I think it’s safe to say that I have fallen in love with Wellington, and I could not wish for a better second home.
I’d like to take this opportunity to thank Mannkal – had it not been for their belief in me, I would not have had the chance to prove myself, nor be so lucky as to have a full-time job straight out of university.
My work this week at the Initiative has primarily revolved around researching money laundering, supersonic flight and drones for the digital regulations project. Unfortunately, what all these topics have in common is cumbersome regulation.
Most notably, the primary reason supersonic flight development stopped dead in its tracks in the US was government regulation – techno-phobic lobbying got the better of regulators and supersonic flight was prohibited in a knee-jerk reaction from government.
Regulation dictates that drones have to stay within the line of sight of operators in New Zealand, which stifles commercial innovation. While in France and the UK, drones have been trialled for use by delivery services, developments in the technology are being stifled in New Zealand by excessively cautious rules.
The Government has also proposed anti-money laundering legislation that extends red tape from financial advisers to real estate agents, lawyers and accountants. While there is little doubt that money laundering happens in white collar industries, many of them already have mechanisms in place to keep tabs on the practice.
This proposal would involve dual regulation, where the Department of Internal Affairs would also monitor these industries and ensure compliance with their own set of standards. For a government that is supposedly committed to less regulation, this seems a bit counterproductive.
The second report in the Initiative’s education series was released at the beginning of the week to a flurry of media coverage. I chose to write about the report launch in my first piece for the Initiative’s weekly newsletter, Insights.

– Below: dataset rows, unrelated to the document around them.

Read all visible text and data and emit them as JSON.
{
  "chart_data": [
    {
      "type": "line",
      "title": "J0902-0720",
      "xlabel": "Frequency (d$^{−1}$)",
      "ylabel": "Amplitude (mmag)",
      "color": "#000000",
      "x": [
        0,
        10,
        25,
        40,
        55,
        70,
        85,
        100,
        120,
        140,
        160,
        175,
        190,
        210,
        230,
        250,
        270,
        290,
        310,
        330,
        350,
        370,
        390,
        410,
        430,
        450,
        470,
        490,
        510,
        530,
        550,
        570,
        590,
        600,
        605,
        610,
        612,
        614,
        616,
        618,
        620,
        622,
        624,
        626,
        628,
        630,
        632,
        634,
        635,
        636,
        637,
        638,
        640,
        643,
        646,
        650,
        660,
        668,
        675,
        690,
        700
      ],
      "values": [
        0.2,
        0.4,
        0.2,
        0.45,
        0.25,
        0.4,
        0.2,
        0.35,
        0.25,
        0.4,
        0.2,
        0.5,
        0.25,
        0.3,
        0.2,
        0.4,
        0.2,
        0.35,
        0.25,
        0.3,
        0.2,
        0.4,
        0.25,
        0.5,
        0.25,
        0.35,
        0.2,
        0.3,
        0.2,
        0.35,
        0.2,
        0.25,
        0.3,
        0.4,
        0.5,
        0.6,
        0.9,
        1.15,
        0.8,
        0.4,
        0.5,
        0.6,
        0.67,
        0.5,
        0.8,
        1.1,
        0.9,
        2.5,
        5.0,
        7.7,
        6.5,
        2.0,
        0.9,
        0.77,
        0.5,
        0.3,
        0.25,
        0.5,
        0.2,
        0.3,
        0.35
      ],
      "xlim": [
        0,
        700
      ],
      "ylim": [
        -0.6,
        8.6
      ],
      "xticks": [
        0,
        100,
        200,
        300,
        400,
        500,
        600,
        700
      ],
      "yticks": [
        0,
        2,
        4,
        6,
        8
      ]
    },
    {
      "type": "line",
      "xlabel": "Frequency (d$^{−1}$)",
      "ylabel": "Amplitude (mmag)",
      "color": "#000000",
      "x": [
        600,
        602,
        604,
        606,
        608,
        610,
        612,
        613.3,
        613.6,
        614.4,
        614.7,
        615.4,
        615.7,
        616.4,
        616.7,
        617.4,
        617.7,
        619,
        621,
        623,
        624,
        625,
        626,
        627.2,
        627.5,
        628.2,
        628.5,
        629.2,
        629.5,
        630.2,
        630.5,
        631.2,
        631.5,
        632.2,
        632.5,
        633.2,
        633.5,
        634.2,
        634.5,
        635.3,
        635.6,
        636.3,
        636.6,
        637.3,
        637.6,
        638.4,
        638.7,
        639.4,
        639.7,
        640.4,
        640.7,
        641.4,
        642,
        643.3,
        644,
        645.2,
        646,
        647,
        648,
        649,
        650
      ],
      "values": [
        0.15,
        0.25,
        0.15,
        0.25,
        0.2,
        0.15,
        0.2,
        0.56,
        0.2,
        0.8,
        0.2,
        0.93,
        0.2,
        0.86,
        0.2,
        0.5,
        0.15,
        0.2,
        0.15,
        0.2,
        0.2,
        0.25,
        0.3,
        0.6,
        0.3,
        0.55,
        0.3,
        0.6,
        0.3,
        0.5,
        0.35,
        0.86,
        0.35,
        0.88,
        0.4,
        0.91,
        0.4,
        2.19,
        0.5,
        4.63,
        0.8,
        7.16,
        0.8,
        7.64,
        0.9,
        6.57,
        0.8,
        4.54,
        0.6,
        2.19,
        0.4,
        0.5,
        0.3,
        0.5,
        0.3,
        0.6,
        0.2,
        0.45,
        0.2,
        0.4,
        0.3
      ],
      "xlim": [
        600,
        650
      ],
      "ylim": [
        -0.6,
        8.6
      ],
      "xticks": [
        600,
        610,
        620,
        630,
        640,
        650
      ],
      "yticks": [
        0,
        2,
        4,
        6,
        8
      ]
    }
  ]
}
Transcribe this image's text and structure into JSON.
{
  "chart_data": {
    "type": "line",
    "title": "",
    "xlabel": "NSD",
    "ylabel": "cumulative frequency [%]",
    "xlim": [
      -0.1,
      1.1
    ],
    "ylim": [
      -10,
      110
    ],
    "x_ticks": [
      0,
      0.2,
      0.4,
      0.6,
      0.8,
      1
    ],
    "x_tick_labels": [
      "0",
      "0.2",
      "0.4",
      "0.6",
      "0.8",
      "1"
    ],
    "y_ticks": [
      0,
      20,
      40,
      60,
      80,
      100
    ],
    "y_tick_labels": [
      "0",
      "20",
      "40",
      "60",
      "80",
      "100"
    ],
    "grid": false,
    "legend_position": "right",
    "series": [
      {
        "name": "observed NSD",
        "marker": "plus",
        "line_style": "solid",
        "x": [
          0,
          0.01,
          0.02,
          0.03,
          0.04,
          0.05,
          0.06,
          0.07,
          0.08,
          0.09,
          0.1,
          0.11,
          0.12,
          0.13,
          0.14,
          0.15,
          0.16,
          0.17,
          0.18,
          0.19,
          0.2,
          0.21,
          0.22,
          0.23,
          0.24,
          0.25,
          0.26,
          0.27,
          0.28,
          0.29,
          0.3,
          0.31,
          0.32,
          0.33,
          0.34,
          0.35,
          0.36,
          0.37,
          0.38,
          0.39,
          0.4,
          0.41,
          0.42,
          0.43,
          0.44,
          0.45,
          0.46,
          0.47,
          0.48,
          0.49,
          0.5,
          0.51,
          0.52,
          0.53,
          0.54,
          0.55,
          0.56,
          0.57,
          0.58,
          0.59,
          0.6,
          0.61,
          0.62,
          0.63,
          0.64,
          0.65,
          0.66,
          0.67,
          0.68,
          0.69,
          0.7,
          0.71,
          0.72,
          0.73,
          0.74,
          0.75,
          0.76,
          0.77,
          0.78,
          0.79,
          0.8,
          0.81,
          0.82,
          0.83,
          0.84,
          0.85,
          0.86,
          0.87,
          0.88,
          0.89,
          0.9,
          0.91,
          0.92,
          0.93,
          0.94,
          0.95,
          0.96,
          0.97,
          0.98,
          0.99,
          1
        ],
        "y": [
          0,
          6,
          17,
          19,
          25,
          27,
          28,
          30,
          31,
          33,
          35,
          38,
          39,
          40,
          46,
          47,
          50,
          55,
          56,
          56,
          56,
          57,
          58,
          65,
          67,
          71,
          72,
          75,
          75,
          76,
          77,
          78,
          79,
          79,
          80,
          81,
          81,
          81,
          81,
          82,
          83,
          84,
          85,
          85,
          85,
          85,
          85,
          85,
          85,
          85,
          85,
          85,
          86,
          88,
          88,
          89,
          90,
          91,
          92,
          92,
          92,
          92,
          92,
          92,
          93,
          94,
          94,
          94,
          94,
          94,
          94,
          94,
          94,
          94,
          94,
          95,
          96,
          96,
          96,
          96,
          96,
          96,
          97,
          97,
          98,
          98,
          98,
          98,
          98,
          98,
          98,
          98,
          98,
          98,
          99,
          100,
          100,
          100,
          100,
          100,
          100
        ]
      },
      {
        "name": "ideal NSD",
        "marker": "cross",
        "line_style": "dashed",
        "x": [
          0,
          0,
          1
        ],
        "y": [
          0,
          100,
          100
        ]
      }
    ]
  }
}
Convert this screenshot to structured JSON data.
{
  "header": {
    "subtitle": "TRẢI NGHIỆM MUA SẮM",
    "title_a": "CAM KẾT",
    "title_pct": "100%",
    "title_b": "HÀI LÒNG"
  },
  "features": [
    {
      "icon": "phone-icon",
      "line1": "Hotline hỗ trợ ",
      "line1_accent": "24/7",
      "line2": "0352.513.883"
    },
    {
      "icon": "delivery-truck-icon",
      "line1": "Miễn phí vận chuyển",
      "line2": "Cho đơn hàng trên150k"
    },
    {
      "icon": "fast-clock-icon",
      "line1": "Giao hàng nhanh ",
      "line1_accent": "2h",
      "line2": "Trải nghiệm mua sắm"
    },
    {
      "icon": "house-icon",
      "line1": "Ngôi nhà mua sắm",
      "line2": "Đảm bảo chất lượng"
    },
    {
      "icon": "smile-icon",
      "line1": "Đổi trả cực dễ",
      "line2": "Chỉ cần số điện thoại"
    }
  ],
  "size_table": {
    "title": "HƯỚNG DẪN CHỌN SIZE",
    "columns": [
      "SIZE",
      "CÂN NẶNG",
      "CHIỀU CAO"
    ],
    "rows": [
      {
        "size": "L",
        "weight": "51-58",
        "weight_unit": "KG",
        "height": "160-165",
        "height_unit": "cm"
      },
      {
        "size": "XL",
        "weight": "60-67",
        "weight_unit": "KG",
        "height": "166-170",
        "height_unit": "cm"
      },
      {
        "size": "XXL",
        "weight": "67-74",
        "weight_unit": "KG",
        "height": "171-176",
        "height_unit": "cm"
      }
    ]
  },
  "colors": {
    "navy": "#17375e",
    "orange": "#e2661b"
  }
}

I spent my last weekend in New Zealand in Island Bay to get a taste of what life is like in suburbia. While I love the city centre, there is something unmistakably charming about the surrounding suburbs – garage sales lining the sunny streets, community groups offering $5 wood-fired pizzas and quaint bakeries. My housemates and I came fourth in a quiz night on Tuesday and I won free tickets to see a Fringe show at one of the local bars on Thursday. I think it is safe to say that I will be sad to see Wellington go – I am already counting down the days until my return.